La France accompagne en outre les bailleurs de fonds en ce qui concerne la biodiversité et la défense de l’environnement.
La France encourage plusieurs initiatives : l’augmentation des aires protégées, tel que le fonds Central African Forest Initiative, pour l’exploitation durable des forêts. Le bassin du Congo constitue le second réservoir forestier après l’Amazonie, il convient donc de veiller sur la sécurité de ce poumon vert.
Autrement, ce qu’on appelle « La France en RDC » permet de faire vivre le partenariat entre nos deux pays. Ce réseau englobe l’ambassade, les écoles françaises, l’agence française de développement, la chambre de commerce et bien sûr les Instituts français. On en dénombre quatre, à Goma, Bukavu, Lubumbashi et Kinshasa, sans oublier les alliances françaises, comme celle de Kisangani. Ces implantations diffusent la culture française et francophone, mais constituent surtout de formidables tremplins pour accompagner les artistes congolais de demain. Les opportunités avec les espaces campus France dynamisent, quant à eux, la mobilité étudiante congolaise vers la France, en particulier vers les métiers d’ingénieur, de technicien supérieur, ou de professionnel de santé. L’autre vitrine concerne les lycées René Descartes de Kinshasa, Blaise Pascal de Lubumbashi, et l’école Perenco à Muenda. Ces établissements très fréquentés proposent aux élèves une éducation française. Enfin, les Congolais parlant énormément français, l’implication dans la Francophonie et l’apprentissage intensif de la langue de Molière s’imposent.
À quelle somme votre budget s’élève-t-il ?
L’intervention de la France passe désormais principalement par les acteurs extérieurs évoqués. Ceux-ci obéissent aux orientations des tutelles ministérielles. Ici, le SCAC appuie la société civile congolaise. Il encourage notamment la formation professionnelle en hôtellerie-restauration, et aide à la préparation du mois de la Francophonie. Le budget de l’institut français s’élève à une somme confortable, grâce à nos partenariats. Cela dit, nous ne nous écartons jamais d’un iota de nos valeurs, ou des méthodes d’exigence et d’ouverture qui sont les nôtres.
Quels projets le COCAC réalisera-t-il ces deux prochaines années ?
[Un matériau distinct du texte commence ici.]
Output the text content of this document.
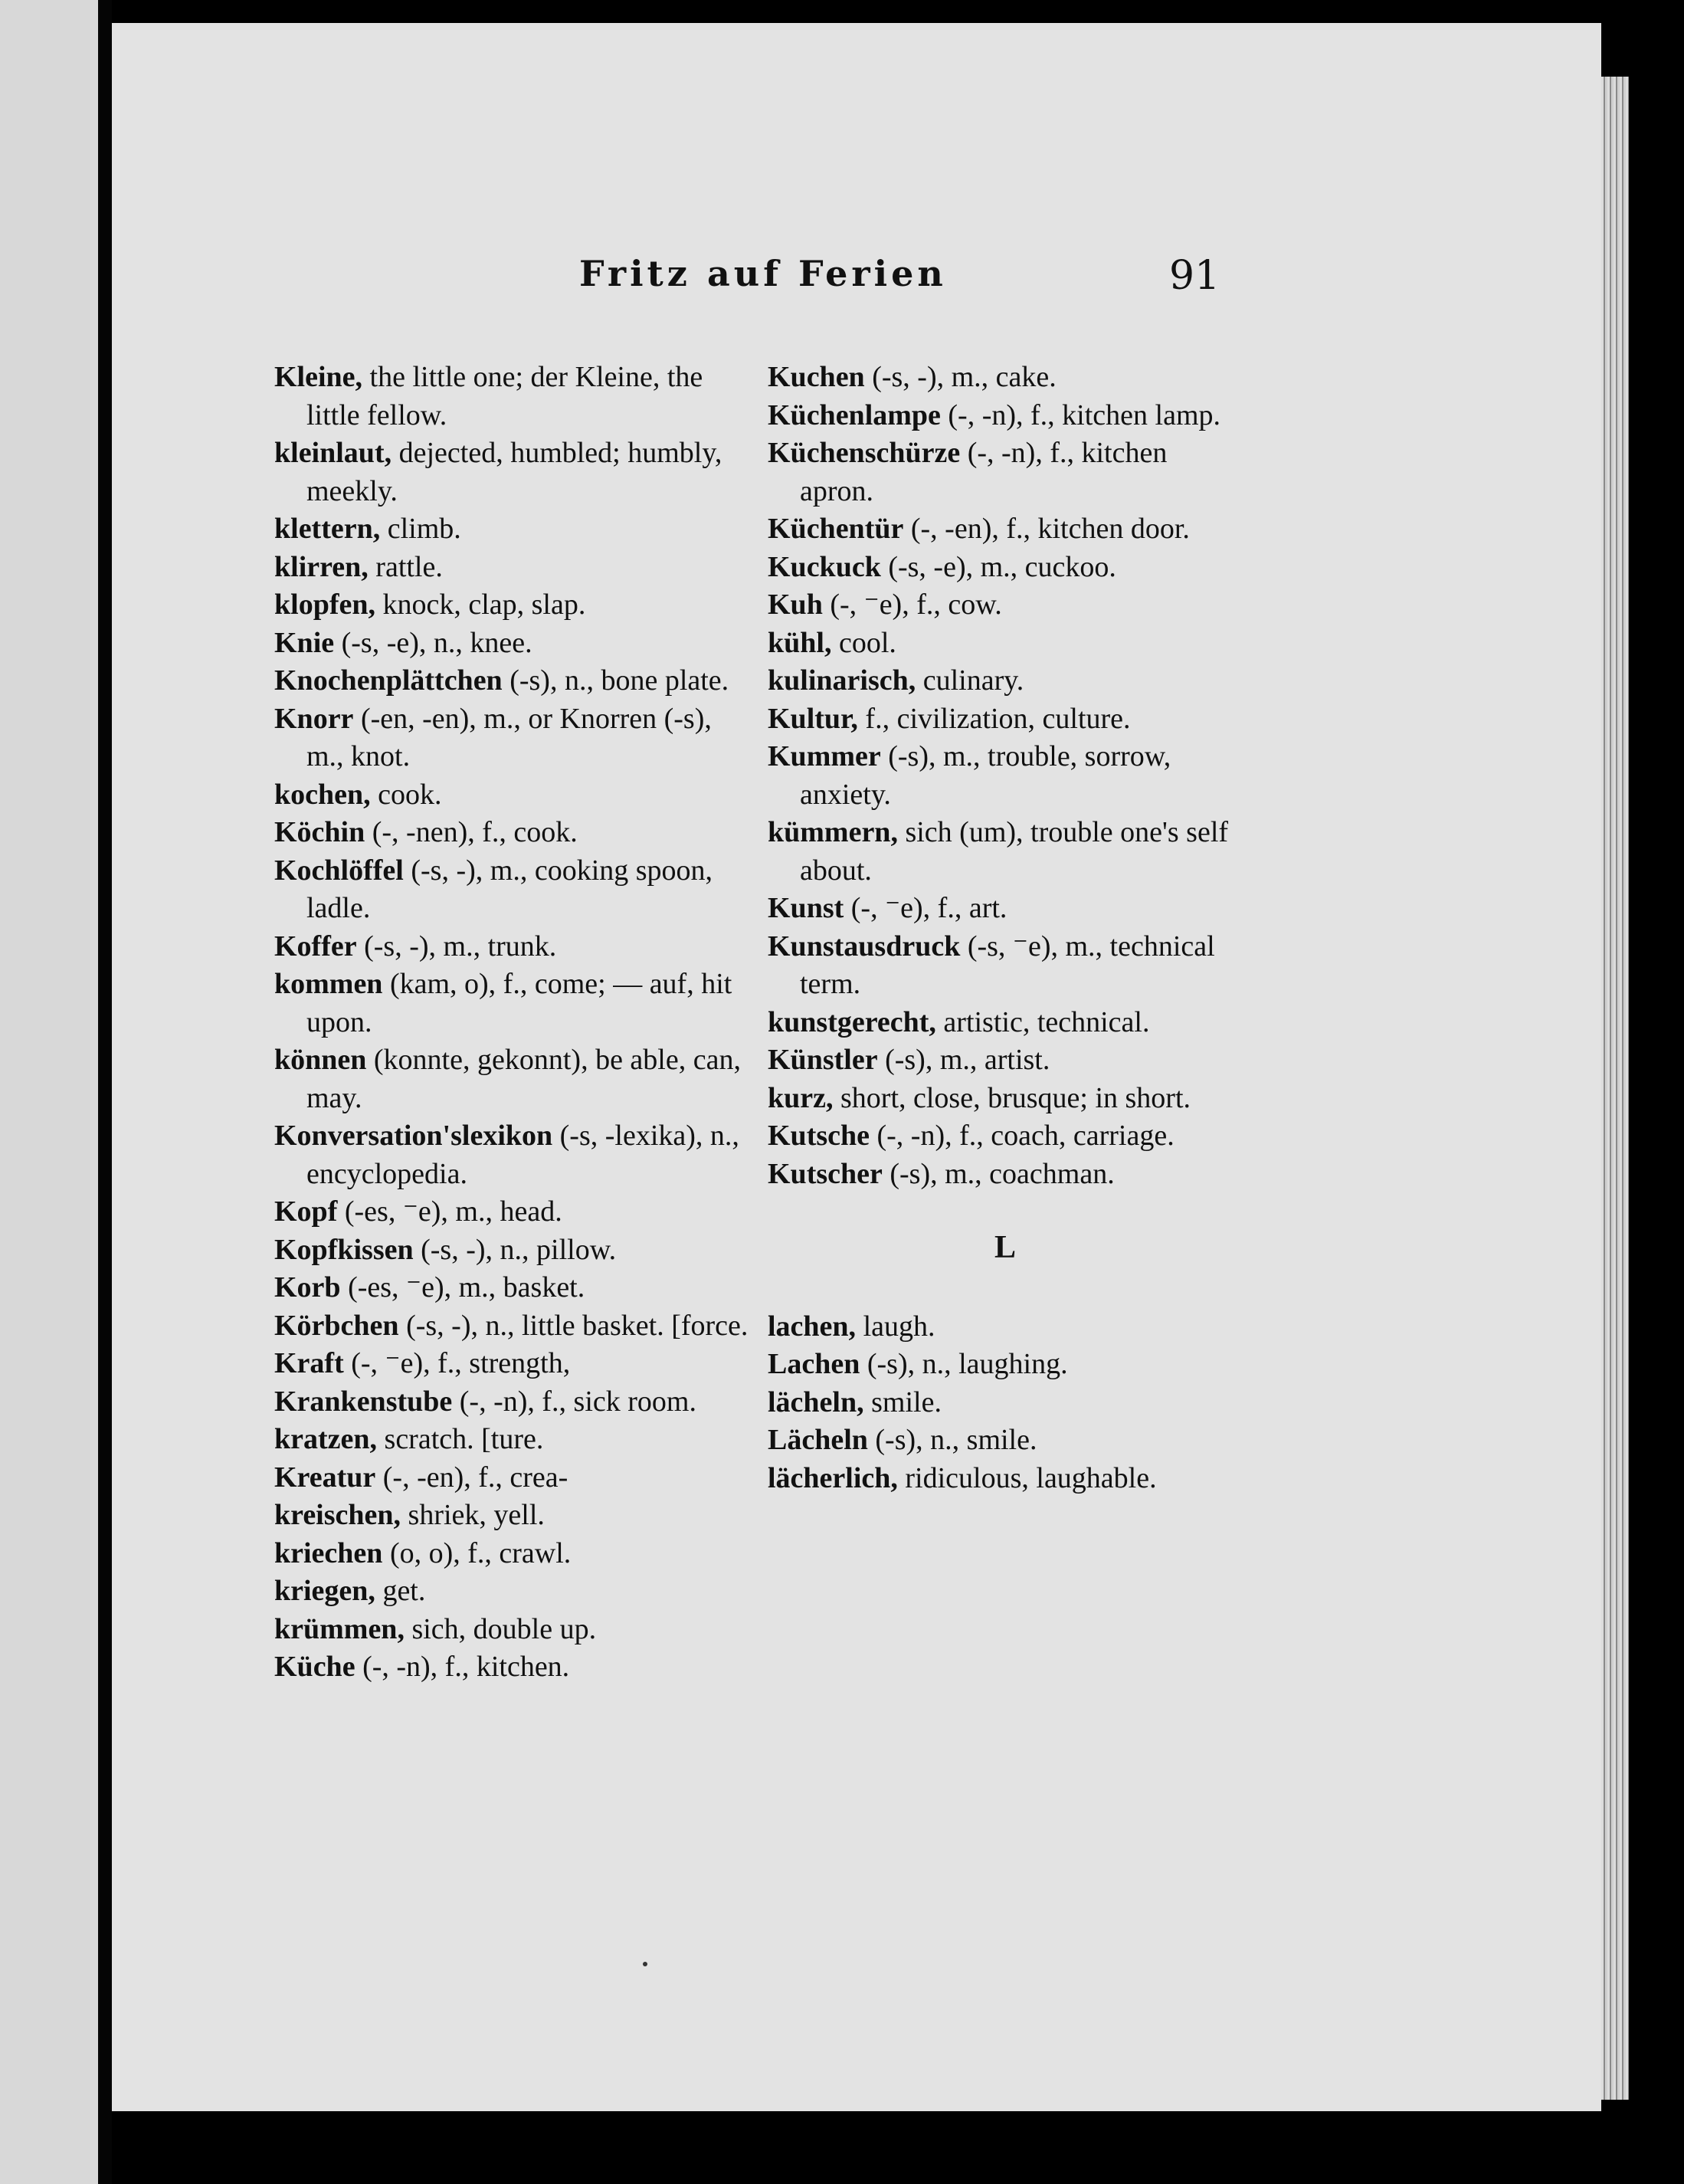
Fritz auf Ferien	91

Kleine, the little one; der Kleine, the little fellow.

kleinlaut, dejected, humbled; humbly, meekly.

klettern, climb.

klirren, rattle.

klopfen, knock, clap, slap.

Knie (-s, -e), n., knee.

Knochenplättchen (-s), n., bone plate.

Knorr (-en, -en), m., or Knorren (-s), m., knot.

kochen, cook.

Köchin (-, -nen), f., cook.

Kochlöffel (-s, -), m., cooking spoon, ladle.

Koffer (-s, -), m., trunk.

kommen (kam, o), f., come; — auf, hit upon.

können (konnte, gekonnt), be able, can, may.

Konversation'slexikon (-s, -lexika), n., encyclopedia.

Kopf (-es, ⁻e), m., head.

Kopfkissen (-s, -), n., pillow.

Korb (-es, ⁻e), m., basket.

Körbchen (-s, -), n., little basket. [force.

Kraft (-, ⁻e), f., strength,

Krankenstube (-, -n), f., sick room.

kratzen, scratch. [ture.

Kreatur (-, -en), f., crea-

kreischen, shriek, yell.

kriechen (o, o), f., crawl.

kriegen, get.

krümmen, sich, double up.

Küche (-, -n), f., kitchen.

Kuchen (-s, -), m., cake.

Küchenlampe (-, -n), f., kitchen lamp.

Küchenschürze (-, -n), f., kitchen apron.

Küchentür (-, -en), f., kitchen door.

Kuckuck (-s, -e), m., cuckoo.

Kuh (-, ⁻e), f., cow.

kühl, cool.

kulinarisch, culinary.

Kultur, f., civilization, culture.

Kummer (-s), m., trouble, sorrow, anxiety.

kümmern, sich (um), trouble one's self about.

Kunst (-, ⁻e), f., art.

Kunstausdruck (-s, ⁻e), m., technical term.

kunstgerecht, artistic, technical.

Künstler (-s), m., artist.

kurz, short, close, brusque; in short.

Kutsche (-, -n), f., coach, carriage.

Kutscher (-s), m., coachman.

L

lachen, laugh.

Lachen (-s), n., laughing.

lächeln, smile.

Lächeln (-s), n., smile.

lächerlich, ridiculous, laughable.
Nous allons renforcer le développement des établissements d’enseignement français et promouvoir le label « France éducation ». En parallèle, nous comptons faire émerger de nouveaux talents congolais. Je crois beaucoup en l’ascenseur social des hussards de la République, dans les pays occidentaux cette idée semble un peu compliquée à réaliser, mais, ici, cela prend tout son sens. Si je peux modestement contribuer à ce qu’un seul Congolais en bénéficie, j’aurai réussi mon mandat.